Hypothesis

Intermittent senolytic dosing combined with timed omega-3 supplementation restores vaccine‑induced germinal center responses in older adults by suppressing lymphoid SASP and promoting resolution pathways.

Mechanism

Senescent T follicular helper (Tfh) cells accumulate in secondary lymphoid organs with age and secrete IL‑6 and other SASP factors that disrupt follicular dendritic cell networks, impairing B cell affinity maturation 14. Senolytics such as dasatinib + queretin (D+Q) eliminate these senescent Tfh cells, reducing IL‑6 driven inflammation 56. Omega‑3 derived resolvins and protectins actively counteract NF‑κB signaling and promote macrophage‑mediated clearance of apoptotic senescent cells, further lowering tissue SASP 8. When given intermittently (e.g., one 3‑day cycle every 4 weeks) senolytics avoid cumulative toxicity while allowing immune reconstitution; omega‑3 supplementation timed 24 h after each senolytic dose enhances resolvin production during the inflammatory rebound phase, creating a window where SASP is suppressed and resolution pathways dominate.

Testable Predictions

1. Older adults receiving the combined intermittent regimen will show a ≥2‑fold increase in hemagglutination inhibition titers after influenza vaccination compared with placebo.
2. Peripheral blood frequencies of CXCR5^+PD‑1^+ Tfh cells and serum IL‑6 will decrease significantly after each senolytic cycle, while resolvin levels (RvD1, RvE1) will rise.
3. Lymph node ultrasound will reveal increased follicular dendritic cell network density correlating with improved germinal center B cell (CD19^+CD38^lowIgD^−) frequencies.
4. No increase in grade ≥ 2 adverse events will be observed versus senolytic‑only or omega‑3‑only arms, confirming the safety of intermittent dosing.

Experimental Design

A double‑blind, placebo‑controlled, 2 × 2 factorial trial in participants aged ≥ 65 years (n = 200) will randomize to: (A) senolytic (D+Q) 100 mg + 250 mg orally for 3 consecutive days every 28 days, (B) matched placebo; (C) high‑dose omega‑3 ethyl esters 4 g daily, (D) olive oil placebo.
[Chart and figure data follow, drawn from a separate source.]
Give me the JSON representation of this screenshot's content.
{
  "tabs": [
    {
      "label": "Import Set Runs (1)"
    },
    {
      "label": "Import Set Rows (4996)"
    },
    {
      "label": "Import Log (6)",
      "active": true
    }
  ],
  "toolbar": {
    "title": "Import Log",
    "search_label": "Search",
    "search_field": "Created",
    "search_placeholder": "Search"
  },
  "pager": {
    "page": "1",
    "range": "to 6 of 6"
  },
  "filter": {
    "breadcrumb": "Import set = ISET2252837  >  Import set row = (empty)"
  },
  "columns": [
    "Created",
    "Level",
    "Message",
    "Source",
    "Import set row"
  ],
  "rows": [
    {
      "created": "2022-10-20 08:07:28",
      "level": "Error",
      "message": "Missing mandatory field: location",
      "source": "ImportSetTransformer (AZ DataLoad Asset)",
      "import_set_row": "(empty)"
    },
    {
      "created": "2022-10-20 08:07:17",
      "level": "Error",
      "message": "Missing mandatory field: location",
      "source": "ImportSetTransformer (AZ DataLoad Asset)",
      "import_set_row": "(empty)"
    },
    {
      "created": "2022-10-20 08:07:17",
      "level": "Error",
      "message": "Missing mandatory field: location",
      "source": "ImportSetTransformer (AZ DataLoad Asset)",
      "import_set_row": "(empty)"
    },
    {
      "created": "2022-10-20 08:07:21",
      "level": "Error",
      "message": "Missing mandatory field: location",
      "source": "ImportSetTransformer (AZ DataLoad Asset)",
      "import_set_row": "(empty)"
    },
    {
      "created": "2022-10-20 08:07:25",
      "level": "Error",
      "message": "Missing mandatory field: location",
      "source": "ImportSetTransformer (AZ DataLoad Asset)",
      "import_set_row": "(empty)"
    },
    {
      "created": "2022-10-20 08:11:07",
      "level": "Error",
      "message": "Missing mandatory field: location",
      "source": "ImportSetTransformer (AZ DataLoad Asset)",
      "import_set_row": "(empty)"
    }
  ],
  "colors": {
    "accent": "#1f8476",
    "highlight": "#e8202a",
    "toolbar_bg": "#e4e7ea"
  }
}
All arms receive standard quadrivalent influenza vaccine 7 days after the first senolytic/placebo dose. Primary outcome: vaccine HAI titer at day 28. Secondary outcomes: flow cytometry of circulating Tfh cells, serum IL‑6, resolvins, lymph node imaging, and adverse event monitoring over 6 months. Statistical analysis will use mixed‑effects models to test interaction between senolytic and omega‑3.

Significance

If confirmed, this approach would provide a translatable, low‑cost strategy to reverse immunosenescence‑related vaccine failure, directly linking senocyte clearance with pro‑resolution lipid mediators to restore adaptive immunity in the elderly.